Parmi les protagonistes, il y a un médecin-missionnaire protestant, un musicien de jazz afro-américain, un photographe free-lance expatrié, une restauratrice installée au Japon, une ancienne étudiante-infirmière devenue gérante d’immeuble, un adolescent auto-confiné, une vieille femme issue de l’aristocratie ayant décidé de revendre la demeure ancestrale de son ex-mari, etc. Au fil des chapitres, nous partageons des tranches de vie qui se recoupent parfois pour mieux s’éloigner ensuite. A travers ces fragments de destins, nous traversons plusieurs décennies de l’histoire de la cité : une épidémie de choléra au 19ème siècle, la présence des troupes américaines pendant la guerre du Vietnam, la révolte estudiantine de 1973, les crises politiques, l’inondation record de 2011… jusqu’à la submersion totale de la ville dans un avenir imaginaire et sa reconstruction sur le site de « New-Krungthep ».

Un roman déroutant, presque un livre puzzle dont a parfois l’impression qu’il s’agit d’un recueil de nouvelles.
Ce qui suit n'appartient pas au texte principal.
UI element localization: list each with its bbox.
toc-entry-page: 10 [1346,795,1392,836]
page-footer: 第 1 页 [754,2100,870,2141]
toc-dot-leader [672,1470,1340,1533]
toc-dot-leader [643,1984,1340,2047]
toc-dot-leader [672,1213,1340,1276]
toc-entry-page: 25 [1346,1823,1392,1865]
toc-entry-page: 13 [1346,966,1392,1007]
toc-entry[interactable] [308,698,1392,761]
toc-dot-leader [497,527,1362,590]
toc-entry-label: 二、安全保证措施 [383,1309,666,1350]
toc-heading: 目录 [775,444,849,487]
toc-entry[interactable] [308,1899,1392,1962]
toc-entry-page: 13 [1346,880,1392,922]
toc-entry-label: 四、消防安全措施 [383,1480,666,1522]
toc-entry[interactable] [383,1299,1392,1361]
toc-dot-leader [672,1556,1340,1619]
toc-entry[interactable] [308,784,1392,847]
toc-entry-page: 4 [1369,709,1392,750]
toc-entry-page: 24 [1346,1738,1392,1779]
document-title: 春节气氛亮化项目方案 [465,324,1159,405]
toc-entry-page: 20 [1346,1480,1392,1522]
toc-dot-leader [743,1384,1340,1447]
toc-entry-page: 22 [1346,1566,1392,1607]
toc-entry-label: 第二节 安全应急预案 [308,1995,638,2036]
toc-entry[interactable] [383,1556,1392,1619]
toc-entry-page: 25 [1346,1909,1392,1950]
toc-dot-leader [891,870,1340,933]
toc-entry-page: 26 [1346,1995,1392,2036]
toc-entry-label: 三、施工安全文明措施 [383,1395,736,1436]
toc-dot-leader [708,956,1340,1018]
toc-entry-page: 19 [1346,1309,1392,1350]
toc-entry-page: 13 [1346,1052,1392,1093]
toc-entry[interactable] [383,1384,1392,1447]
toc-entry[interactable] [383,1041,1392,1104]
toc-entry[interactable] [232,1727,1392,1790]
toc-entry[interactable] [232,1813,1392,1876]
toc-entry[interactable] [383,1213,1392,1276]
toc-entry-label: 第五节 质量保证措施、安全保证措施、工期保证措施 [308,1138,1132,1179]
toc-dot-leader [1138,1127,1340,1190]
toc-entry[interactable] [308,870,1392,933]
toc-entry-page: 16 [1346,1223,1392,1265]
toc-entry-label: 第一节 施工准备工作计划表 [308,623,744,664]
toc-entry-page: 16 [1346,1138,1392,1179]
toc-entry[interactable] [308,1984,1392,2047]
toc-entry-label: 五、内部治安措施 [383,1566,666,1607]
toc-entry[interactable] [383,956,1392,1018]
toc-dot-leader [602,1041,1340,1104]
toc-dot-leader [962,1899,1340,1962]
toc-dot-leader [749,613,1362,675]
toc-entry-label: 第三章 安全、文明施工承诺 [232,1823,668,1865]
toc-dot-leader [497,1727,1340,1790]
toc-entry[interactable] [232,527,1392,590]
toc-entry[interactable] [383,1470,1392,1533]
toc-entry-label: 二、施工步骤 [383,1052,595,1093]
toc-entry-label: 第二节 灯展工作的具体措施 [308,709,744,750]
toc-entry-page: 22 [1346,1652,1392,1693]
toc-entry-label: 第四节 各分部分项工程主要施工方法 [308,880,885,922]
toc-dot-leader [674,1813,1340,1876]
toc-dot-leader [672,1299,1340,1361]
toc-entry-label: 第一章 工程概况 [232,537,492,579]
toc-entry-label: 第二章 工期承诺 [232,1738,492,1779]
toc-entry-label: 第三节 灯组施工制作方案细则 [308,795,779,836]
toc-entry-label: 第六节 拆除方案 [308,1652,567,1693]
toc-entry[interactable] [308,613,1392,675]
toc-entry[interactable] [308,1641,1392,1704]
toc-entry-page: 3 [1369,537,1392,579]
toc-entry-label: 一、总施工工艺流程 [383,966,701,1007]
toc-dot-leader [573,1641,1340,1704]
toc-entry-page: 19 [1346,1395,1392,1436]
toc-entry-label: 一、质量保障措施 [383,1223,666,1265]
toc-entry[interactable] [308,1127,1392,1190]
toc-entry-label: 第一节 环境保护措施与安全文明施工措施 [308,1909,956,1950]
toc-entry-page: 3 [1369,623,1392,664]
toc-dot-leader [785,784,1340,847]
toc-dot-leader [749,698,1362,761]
La dernière partie arrive sans prévenir et nécessite d’ajuster sa lecture à un univers d’anticipation. Il faut relever aussi le style d’écriture. J’ignore si nous le devons entièrement à Pitchaya Sudbanthad, aussi je tire mon chapeau à son traducteur Bernard Turle qui nous transmet un texte dans une langue claire mais sublimée.